L’hagiographie bicéphale se rend finalement
sympathique par son impartialité énamourée, la qualité de son iconographie, les
découvertes (décevantes) qu’elle permet grâce aux suppléments, par exemple moyens
métrages marseillais ensoleillé (Les Volets bleus de Haydée Caillot,
familière de Rohmer) ou d’accouchement au sein de l’espace-temps (inachevé ADN
ou le Dernier Homme). Trois cents cinquante pages ne sauraient certes
suffire à circonscrire une abondante filmographie, pas plus que Moi,
la scandaleuse, son appréciable (et médiatique) autobiographie, ni le
bel album photographique homonyme en
noir et blanc, dû à Claude Alexandre & Pierre Bourgeade, ne parvenaient à
portraiturer l’intégralité d’une personnalité. Irréductible à son passé filmé,
nue ou vêtue, à ses activités (à la lisière de la « sexologie ») d’animatrice
radiophonique d’hier et d’aujourd’hui, à son image pérenne de « star du porno » unique et
emblématique (d’une hypothétique « libération des mœurs » sous
influence féministe, brève « parenthèse enchantée » avant l’arrivée
du SIDA, dissimulant mal l’avènement d’un libéralisme sexuel cynique, intéressé
mais guère intéressant, préparation de la démocratisation numérique totalitaire
actuelle), autant que constituée par eux, Brigitte Lahaie continue à charmer, à
se mirer, voire à s’amuser dans une multitude de reflets plus ou moins fidèles,
« légende » auprès de ses fans
reconnaissants émoustillés durant l’adolescence, partenaire exemplaire pour des
« étalons » (de préférence à la « queue de béton », clin
d’œil au sucré Richard Allan) désormais retraités, humoriste populaire à l’aura gentiment sexy chez Philippe Bouvard ou sorte de confesseur bienveillant à
distance. Notez que le pavé se tait sur les revenus du sexe enregistré, paraphe
par omission du tabou (le seul ?) prégnant de l’argent dans ce
« milieu ».
Puisque la peau se porte aussi en
panoplie, puisque les multiples pénétrations précisent l’impénétrable, puisque
les ouvrages-hommages ressassent une doxa un peu rassie (cf. les pages guère
originales sur le cinéma physique ou fantastique de Jean Rollin), Brigitte
Lahaie : Les Films de culte ne dévoile pas vraiment cette femme en
effet séduisante, intelligente, drôle, sensible et lucide sur elle-même, sur
son parcours, sur autrui, sur la myriade de regards portés, posés (caressés)
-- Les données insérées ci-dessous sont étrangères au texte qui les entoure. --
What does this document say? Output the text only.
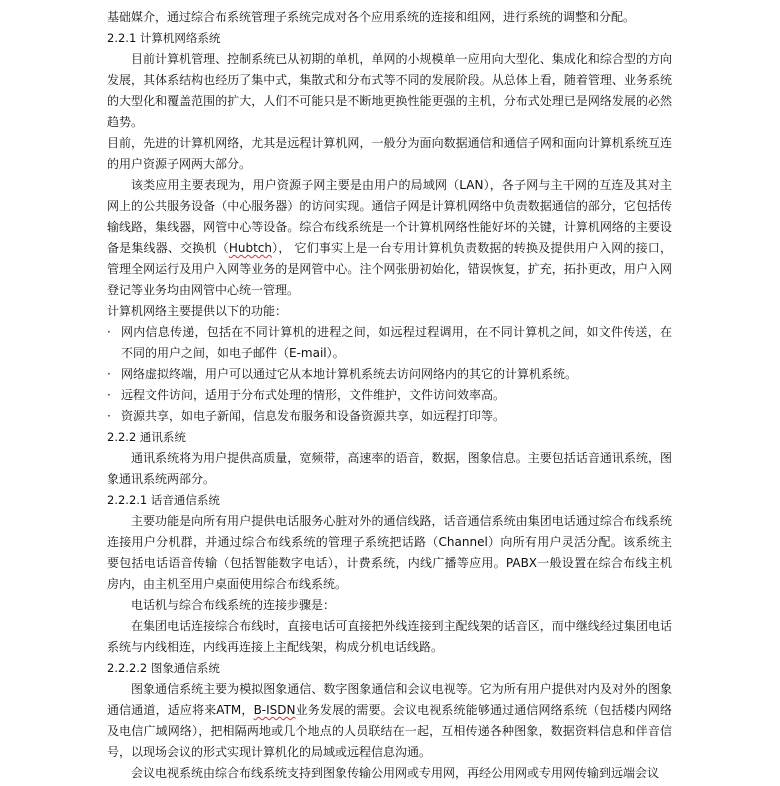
基础媒介，通过综合布系统管理子系统完成对各个应用系统的连接和组网，进行系统的调整和分配。

2.2.1 计算机网络系统

目前计算机管理、控制系统已从初期的单机，单网的小规模单一应用向大型化、集成化和综合型的方向发展，其体系结构也经历了集中式，集散式和分布式等不同的发展阶段。从总体上看，随着管理、业务系统的大型化和覆盖范围的扩大，人们不可能只是不断地更换性能更强的主机，分布式处理已是网络发展的必然趋势。

目前，先进的计算机网络，尤其是远程计算机网，一般分为面向数据通信和通信子网和面向计算机系统互连的用户资源子网两大部分。

该类应用主要表现为，用户资源子网主要是由用户的局域网（LAN），各子网与主干网的互连及其对主网上的公共服务设备（中心服务器）的访问实现。通信子网是计算机网络中负责数据通信的部分，它包括传输线路，集线器，网管中心等设备。综合布线系统是一个计算机网络性能好坏的关键，计算机网络的主要设备是集线器、交换机（Hubtch）， 它们事实上是一台专用计算机负责数据的转换及提供用户入网的接口，管理全网运行及用户入网等业务的是网管中心。注个网张册初始化，错误恢复，扩充，拓扑更改，用户入网登记等业务均由网管中心统一管理。

计算机网络主要提供以下的功能：

· 网内信息传递，包括在不同计算机的进程之间，如远程过程调用，在不同计算机之间，如文件传送，在不同的用户之间，如电子邮件（E-mail）。
· 网络虚拟终端，用户可以通过它从本地计算机系统去访问网络内的其它的计算机系统。
· 远程文件访问，适用于分布式处理的情形，文件维护，文件访问效率高。
· 资源共享，如电子新闻，信息发布服务和设备资源共享，如远程打印等。

2.2.2 通讯系统

通讯系统将为用户提供高质量，宽频带，高速率的语音，数据，图象信息。主要包括话音通讯系统，图象通讯系统两部分。

2.2.2.1 话音通信系统

主要功能是向所有用户提供电话服务心脏对外的通信线路，话音通信系统由集团电话通过综合布线系统连接用户分机群，并通过综合布线系统的管理子系统把话路（Channel）向所有用户灵活分配。该系统主要包括电话语音传输（包括智能数字电话），计费系统，内线广播等应用。PABX一般设置在综合布线主机房内，由主机至用户桌面使用综合布线系统。

电话机与综合布线系统的连接步骤是：

在集团电话连接综合布线时，直接电话可直接把外线连接到主配线架的话音区，而中继线经过集团电话系统与内线相连，内线再连接上主配线架，构成分机电话线路。

2.2.2.2 图象通信系统

图象通信系统主要为模拟图象通信、数字图象通信和会议电视等。它为所有用户提供对内及对外的图象通信通道，适应将来ATM，B-ISDN业务发展的需要。会议电视系统能够通过通信网络系统（包括楼内网络及电信广域网络），把相隔两地或几个地点的人员联结在一起，互相传递各种图象，数据资料信息和伴音信号，以现场会议的形式实现计算机化的局域或远程信息沟通。

会议电视系统由综合布线系统支持到图象传输公用网或专用网，再经公用网或专用网传输到远端会议
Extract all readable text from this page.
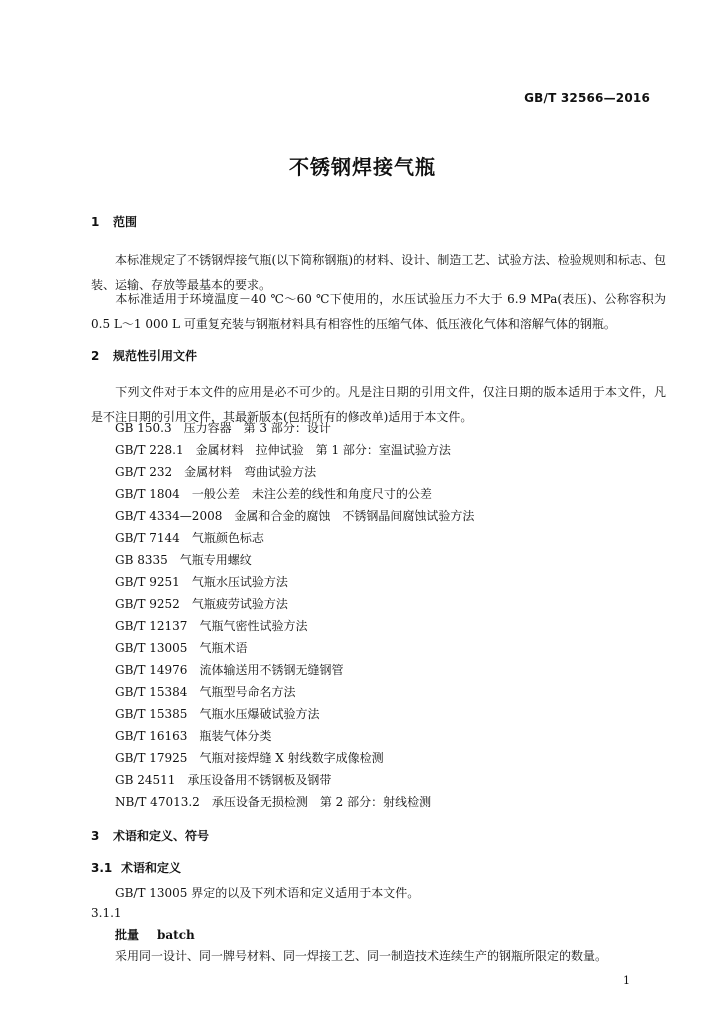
GB/T 32566—2016
不锈钢焊接气瓶
1 范围
本标准规定了不锈钢焊接气瓶(以下简称钢瓶)的材料、设计、制造工艺、试验方法、检验规则和标志、包装、运输、存放等最基本的要求。
本标准适用于环境温度－40 ℃～60 ℃下使用的，水压试验压力不大于 6.9 MPa(表压)、公称容积为 0.5 L～1 000 L 可重复充装与钢瓶材料具有相容性的压缩气体、低压液化气体和溶解气体的钢瓶。
2 规范性引用文件
下列文件对于本文件的应用是必不可少的。凡是注日期的引用文件，仅注日期的版本适用于本文件，凡是不注日期的引用文件，其最新版本(包括所有的修改单)适用于本文件。
GB 150.3 压力容器　第 3 部分：设计
GB/T 228.1 金属材料　拉伸试验　第 1 部分：室温试验方法
GB/T 232 金属材料　弯曲试验方法
GB/T 1804 一般公差　未注公差的线性和角度尺寸的公差
GB/T 4334—2008 金属和合金的腐蚀　不锈钢晶间腐蚀试验方法
GB/T 7144 气瓶颜色标志
GB 8335 气瓶专用螺纹
GB/T 9251 气瓶水压试验方法
GB/T 9252 气瓶疲劳试验方法
GB/T 12137 气瓶气密性试验方法
GB/T 13005 气瓶术语
GB/T 14976 流体输送用不锈钢无缝钢管
GB/T 15384 气瓶型号命名方法
GB/T 15385 气瓶水压爆破试验方法
GB/T 16163 瓶装气体分类
GB/T 17925 气瓶对接焊缝 X 射线数字成像检测
GB 24511 承压设备用不锈钢板及钢带
NB/T 47013.2 承压设备无损检测　第 2 部分：射线检测
3 术语和定义、符号
3.1 术语和定义
GB/T 13005 界定的以及下列术语和定义适用于本文件。
3.1.1
批量 batch
采用同一设计、同一牌号材料、同一焊接工艺、同一制造技术连续生产的钢瓶所限定的数量。
1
sur elle (remarquable diptyque à la première personne, pont introspectif du blue movie so Frenchy vers le mainstream générique et coda sereine,
apaisée, d’une âme réconciliée, regagnée). La plaisante mais longuette
conférence enregistrée au Forum des images, au son défectueux, ne fait pas
mieux, pas plus que les silencieuses captations oniriques, gentiment « bestiales »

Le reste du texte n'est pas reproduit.